Die Möglichkeiten, eine Fremdsprache - oder besser: eine zweite Sprache - auf natürliche Art und Weise zu erlernen, sind nicht sehr groß, aber auch nicht ganz gering. Denn solche Möglichkeiten sind in Grenzgebieten gegeben und sie werden auch vielerorts genutzt. Hinzu kommen noch bilinguale Kindergärten (die hässliche Bezeichnung 'Kindertagesstätte' = Kita geht mir schwer über die Lippen) [1] in immer schneller und stärker wachsenden multikulturellen Gesellschaften. Wenn wir heutzutage Vielsprachigkeit und Vielkulturalität in Europa als eine Notwendigkeit ansehen, müssen wir die Möglichkeiten des frühzeitigen Fremdenspracherwerbs noch entschlossener nutzen und sie ideell und finanziell fördern. Mir scheint, dass sich diese Erkenntnis langsam durchsetzt, und zwar nicht zuletzt deshalb, weil - ich möchte etwas salopp behaupten - es die Kindergärten sind - d. h. Kinder, nicht Politiker, wie man leider feststellen muss - die neue Arbeitsplätze schaffen (!)

2 Sprachunterricht

Der massenhafte Fremdsprachenunterricht war und bleibt Domäne des allgemeinen Schulsystems. Ich sehe dabei ab von den verschiedenen Formen und Angeboten der Weiterbildung und Vervollkommnung von Sprachkenntnissen, die die Europäische Union mit ihren mannigfaltigen Programmen des Schüler- und Studentenaustausches bietet. Für die Schulen müssen Lehrer ausgebildet werden. Sollen Lehrer Lehrer ausbilden oder soll es die Aufgabe der Hochschullehrer, d. h. von Wissenschaftlern sein, die sich mit didaktisch-methodischen Fragen des Fachunterrichts theoretisch und - in Hinsicht auf den praktischen Charakter der Disziplin - auch praktisch befassen? Dies ist keine banale Frage, da von Land zu Land die Fremdsprachenlehrerausbildungscurricula anders sind. Dementsprechend ist auch das Niveau der Ausbildung unterschiedlich und die Fachkompetenz, die Lehrer gut oder mangelhaft beherrschen.

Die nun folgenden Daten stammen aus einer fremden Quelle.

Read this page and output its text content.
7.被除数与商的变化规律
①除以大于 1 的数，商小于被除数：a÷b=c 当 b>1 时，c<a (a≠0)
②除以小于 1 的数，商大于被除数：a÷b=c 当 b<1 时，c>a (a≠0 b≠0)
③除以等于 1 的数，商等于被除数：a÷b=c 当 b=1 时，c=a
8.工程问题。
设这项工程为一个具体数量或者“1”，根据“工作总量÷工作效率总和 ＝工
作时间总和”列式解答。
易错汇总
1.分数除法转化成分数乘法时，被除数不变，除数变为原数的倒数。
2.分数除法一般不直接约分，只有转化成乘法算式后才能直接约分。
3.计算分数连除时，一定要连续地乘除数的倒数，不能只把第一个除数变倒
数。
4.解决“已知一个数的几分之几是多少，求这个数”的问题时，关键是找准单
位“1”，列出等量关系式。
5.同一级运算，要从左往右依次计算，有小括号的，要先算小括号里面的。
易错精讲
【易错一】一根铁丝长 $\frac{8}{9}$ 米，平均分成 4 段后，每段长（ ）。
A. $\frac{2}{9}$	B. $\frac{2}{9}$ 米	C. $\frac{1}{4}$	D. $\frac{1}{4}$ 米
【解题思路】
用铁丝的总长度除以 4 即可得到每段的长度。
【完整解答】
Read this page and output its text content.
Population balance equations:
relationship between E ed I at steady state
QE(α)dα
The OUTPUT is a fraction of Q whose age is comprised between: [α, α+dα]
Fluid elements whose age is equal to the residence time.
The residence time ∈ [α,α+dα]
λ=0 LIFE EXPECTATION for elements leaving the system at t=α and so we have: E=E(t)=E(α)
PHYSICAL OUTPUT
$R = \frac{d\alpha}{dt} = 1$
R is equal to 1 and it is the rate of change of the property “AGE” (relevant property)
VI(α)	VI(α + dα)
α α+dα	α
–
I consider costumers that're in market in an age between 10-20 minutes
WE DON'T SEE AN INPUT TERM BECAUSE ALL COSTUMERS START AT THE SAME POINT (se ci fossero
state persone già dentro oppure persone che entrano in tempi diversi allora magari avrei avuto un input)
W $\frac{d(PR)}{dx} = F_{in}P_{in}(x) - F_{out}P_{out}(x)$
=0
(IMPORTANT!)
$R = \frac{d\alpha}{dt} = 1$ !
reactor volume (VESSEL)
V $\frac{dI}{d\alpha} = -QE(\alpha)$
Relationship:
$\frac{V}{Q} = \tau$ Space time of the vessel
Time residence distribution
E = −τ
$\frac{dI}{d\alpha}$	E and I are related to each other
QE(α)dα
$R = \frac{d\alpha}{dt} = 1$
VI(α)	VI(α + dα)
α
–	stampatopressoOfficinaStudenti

2.1 Die Entwicklung der Sprachdidaktik als Disziplin

Wie wir wissen, wurde die Fremdsprachendidaktik - im Gegensatz zu der seit Jahrhunderten als Wissenschaft etablierten Linguistik - erst in den 60-er Jahren des 20. Jahrhunderts, also vor ca. 40 Jahren, als eine universitäre Disziplin begründet. Im Großen und Ganzen trifft das auf Polen und Deutschland zu sowie, zumindest zum Teil, auf die Länder des ehemaligen Ostblocks, wo recht viele Probleme uniform nach einem Modell geregelt wurden.

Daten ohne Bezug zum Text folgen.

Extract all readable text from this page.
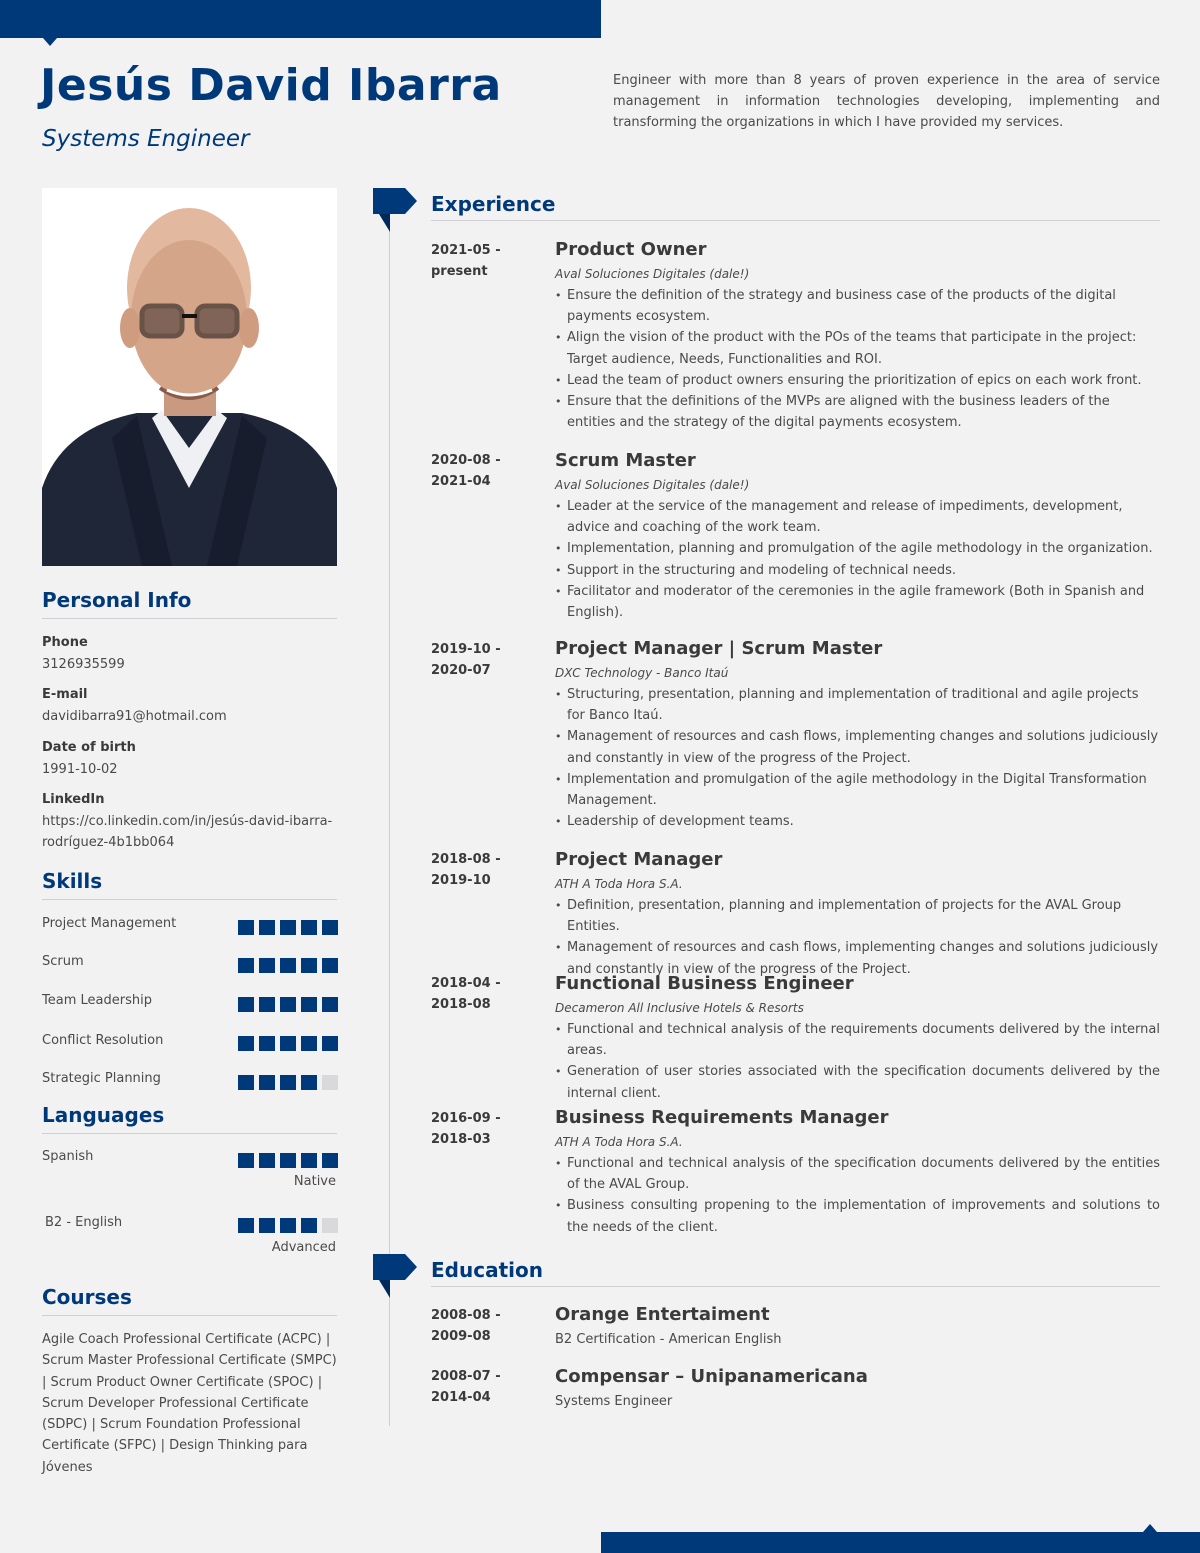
Jesús David Ibarra
Systems Engineer
Engineer with more than 8 years of proven experience in the area of service management in information technologies developing, implementing and transforming the organizations in which I have provided my services.
Personal Info
Phone
3126935599
E-mail
davidibarra91@hotmail.com
Date of birth
1991-10-02
LinkedIn
https://co.linkedin.com/in/jesús-david-ibarra-rodríguez-4b1bb064
Skills
Project Management
Scrum
Team Leadership
Conflict Resolution
Strategic Planning
Languages
Spanish
Native
B2 - English
Advanced
Courses
Agile Coach Professional Certificate (ACPC) | Scrum Master Professional Certificate (SMPC) | Scrum Product Owner Certificate (SPOC) | Scrum Developer Professional Certificate (SDPC) | Scrum Foundation Professional Certificate (SFPC) | Design Thinking para Jóvenes
Experience
2021-05 -
present
Product Owner
Aval Soluciones Digitales (dale!)
• Ensure the definition of the strategy and business case of the products of the digital payments ecosystem.
• Align the vision of the product with the POs of the teams that participate in the project: Target audience, Needs, Functionalities and ROI.
• Lead the team of product owners ensuring the prioritization of epics on each work front.
• Ensure that the definitions of the MVPs are aligned with the business leaders of the entities and the strategy of the digital payments ecosystem.
2020-08 -
2021-04
Scrum Master
Aval Soluciones Digitales (dale!)
• Leader at the service of the management and release of impediments, development, advice and coaching of the work team.
• Implementation, planning and promulgation of the agile methodology in the organization.
• Support in the structuring and modeling of technical needs.
• Facilitator and moderator of the ceremonies in the agile framework (Both in Spanish and English).
2019-10 -
2020-07
Project Manager | Scrum Master
DXC Technology - Banco Itaú
• Structuring, presentation, planning and implementation of traditional and agile projects for Banco Itaú.
• Management of resources and cash flows, implementing changes and solutions judiciously and constantly in view of the progress of the Project.
• Implementation and promulgation of the agile methodology in the Digital Transformation Management.
• Leadership of development teams.
2018-08 -
2019-10
Project Manager
ATH A Toda Hora S.A.
• Definition, presentation, planning and implementation of projects for the AVAL Group Entities.
• Management of resources and cash flows, implementing changes and solutions judiciously and constantly in view of the progress of the Project.
2018-04 -
2018-08
Functional Business Engineer
Decameron All Inclusive Hotels & Resorts
• Functional and technical analysis of the requirements documents delivered by the internal areas.
• Generation of user stories associated with the specification documents delivered by the internal client.
2016-09 -
2018-03
Business Requirements Manager
ATH A Toda Hora S.A.
• Functional and technical analysis of the specification documents delivered by the entities of the AVAL Group.
• Business consulting propening to the implementation of improvements and solutions to the needs of the client.
Education
2008-08 -
2009-08
Orange Entertaiment
B2 Certification - American English
2008-07 -
2014-04
Compensar – Unipanamericana
Systems Engineer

Das leitet über zum Thema des Perspektiven- und Paradigmenwechsels in der Fremdsprachendidaktik, das ich exemplarisch und ohne genaue Quellenangabe auf Polen und Deutschland beschränken will. 1965 gründete Ludwik Zabrocki, Nestor der polnischen Neuphilologie, an der Adam-Mickiewicz-Universität Poznań die in Polen erste Abteilung für angewandte Linguistik. [2] Ihre Aufgabe bestand darin, sich den wissenschaftlichen Grundlagen der Sprachvermittlung zu widmen und diese in angewandte Theorien umzusetzen. Mit seinem Interesse für kybernetische Grundlagen der sprachlichen Kommunikation und für die sog. konfrontative Linguistik und deren Beziehungen zu der Fremdsprachendidaktik schlug Zabrocki neue Wege in der Wissenschaft ein. Mit der zusätzlichen Gründung der ersten Abteilung für Methodik des Deutschen als Fremdsprache 1967 an seinem zweiten Lehrstuhl (er hatte damals zwei Lehrstühle inne) [3] für germanische Sprachen der Posener Universität wurden institutionelle Formen geschaffen, die neue Disziplin - Glottodidaktik - wissenschaftstheoretisch zu begründen und weiter zu entwickeln. Auf der Grundlage wissenschaftlicher Erkenntnisse sollten Deutschlehrer ausgebildet werden. Bis dahin wurden sie nämlich von erfahrenen Lehrern aus der Praxis in die methodischen Fragen und Probleme der Sprachunterweisung an der Universität eingeweiht. Diesem neuen Beispiel folgten Institute und Lehrstühle an anderen Neuphilologien polnischer Universitäten und Pädagogischen Hochschulen [4]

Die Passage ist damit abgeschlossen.